The dissection promised on the back cover begins in the prologue, wherein the author hints that painter Tom Thomspon killed himself over his dread of the conscription crisis of 1917, which is itself an extremely dicey historical claim, as the cause of Thomson's death has never been found- it could have been suicide, and it could have been murder, and it could have been accidental. That the authors would use it to try and prepare the reader to accept what is to come in the book renders much of the book suspect.

The dissection really gets underway in the opening chapter, when the authors pull out their strawman representative of this 'drums & bugle brigade': the 2011 Canadian Citizenship guide. The authors cherry pick some quotations from the guide that support their claim, and then state: "In this short account, there is not a wounded body, bombed city, (my note: the bombed out city, block after block of shattered buildings,  was more of a WWII thing, but there were a few attempts in that direction by both sides in the First) or mangled corpse to be seen let alone a blood soaked field. There is not even a trench. Welcome to Twenty First Century Canada. The Great War has become truly great again."

How dare the Citizenship guide try and be patriotic! What could they possibly have been thinking?

There is patriotism, and there is patriotism. It may be the last refuge of the scoundrel, as per Samuel Johnson, or it may be the first, as per Ambrose Bierce, or it may be the warm and just love one has for one's home. In Dante's Inferno, the lowest level of Hell is reserved for traitors- those who have betrayed their families, their country, and their benefactors. For centuries it was thought that these were the bonds which most naturally and strongly were tied. Breaking these bonds was horribly unthinkable, and, as Dante illustrated, only the worst and most wretched of men would ever do such a thing.

For centuries again, students who learned the history of their home learned first of what was best, what was supposed to be its glory.
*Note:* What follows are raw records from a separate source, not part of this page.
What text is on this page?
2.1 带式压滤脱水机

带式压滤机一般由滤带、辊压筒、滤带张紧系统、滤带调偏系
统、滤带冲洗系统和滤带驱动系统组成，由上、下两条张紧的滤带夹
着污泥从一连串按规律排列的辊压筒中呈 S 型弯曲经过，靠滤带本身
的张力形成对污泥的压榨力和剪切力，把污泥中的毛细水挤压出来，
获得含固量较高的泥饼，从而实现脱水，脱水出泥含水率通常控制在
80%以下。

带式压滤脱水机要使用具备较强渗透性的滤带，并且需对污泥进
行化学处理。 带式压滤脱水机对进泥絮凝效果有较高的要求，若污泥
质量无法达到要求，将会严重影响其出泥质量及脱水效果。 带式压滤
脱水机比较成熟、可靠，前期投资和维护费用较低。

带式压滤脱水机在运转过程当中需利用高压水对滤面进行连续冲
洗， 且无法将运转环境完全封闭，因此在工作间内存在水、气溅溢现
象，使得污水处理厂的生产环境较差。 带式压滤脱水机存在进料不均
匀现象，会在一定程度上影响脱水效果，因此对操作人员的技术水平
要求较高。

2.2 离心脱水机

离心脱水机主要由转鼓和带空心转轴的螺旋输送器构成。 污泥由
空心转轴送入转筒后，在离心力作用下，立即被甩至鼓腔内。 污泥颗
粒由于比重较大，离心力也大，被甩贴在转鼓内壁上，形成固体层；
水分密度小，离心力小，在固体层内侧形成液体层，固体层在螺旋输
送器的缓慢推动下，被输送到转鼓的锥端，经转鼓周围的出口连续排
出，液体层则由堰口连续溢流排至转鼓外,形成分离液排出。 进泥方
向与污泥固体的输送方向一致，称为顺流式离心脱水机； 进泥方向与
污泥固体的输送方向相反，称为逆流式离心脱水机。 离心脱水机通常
Later they would be taught that glory came at a cost, and that their beloved home could be wrong and could make mistakes, but the first task was to kindle and encourage that bond of loyalty and love for one's home. Nowadays we skip that and head straight to the horrors. We hear nothing of, say, Brebeuf, Billy Green, Brock, Laura Secord, Adam Dollaird, Currie- it is one in a hundred that any student may recognize any of these names. With social history, we need not learn any names at all, only groups of people, and the groups of people who are perceived as having been egregiously wronged are the most important of all. Once again, our victims are our new heroes, and we are teaching children that the only thing worth being is a victim, and a love for the country is replaced with a contempt for its mistakes, with nary a virtue, nary a trace of glory in sight. Rather than be thankful for living in a country as good as ours and thankful for those who helped make it so, we only teach them that those who came before were wrong in one thing or another, and were therefore wrong in everything.



I am not saying we should not teach the horrors, but we should at least have a balance of what we teach- that there was good, and there was bad. Both/and, not either/or. Can we at least let people be a little fond of their home before we start trying to get them to hate it?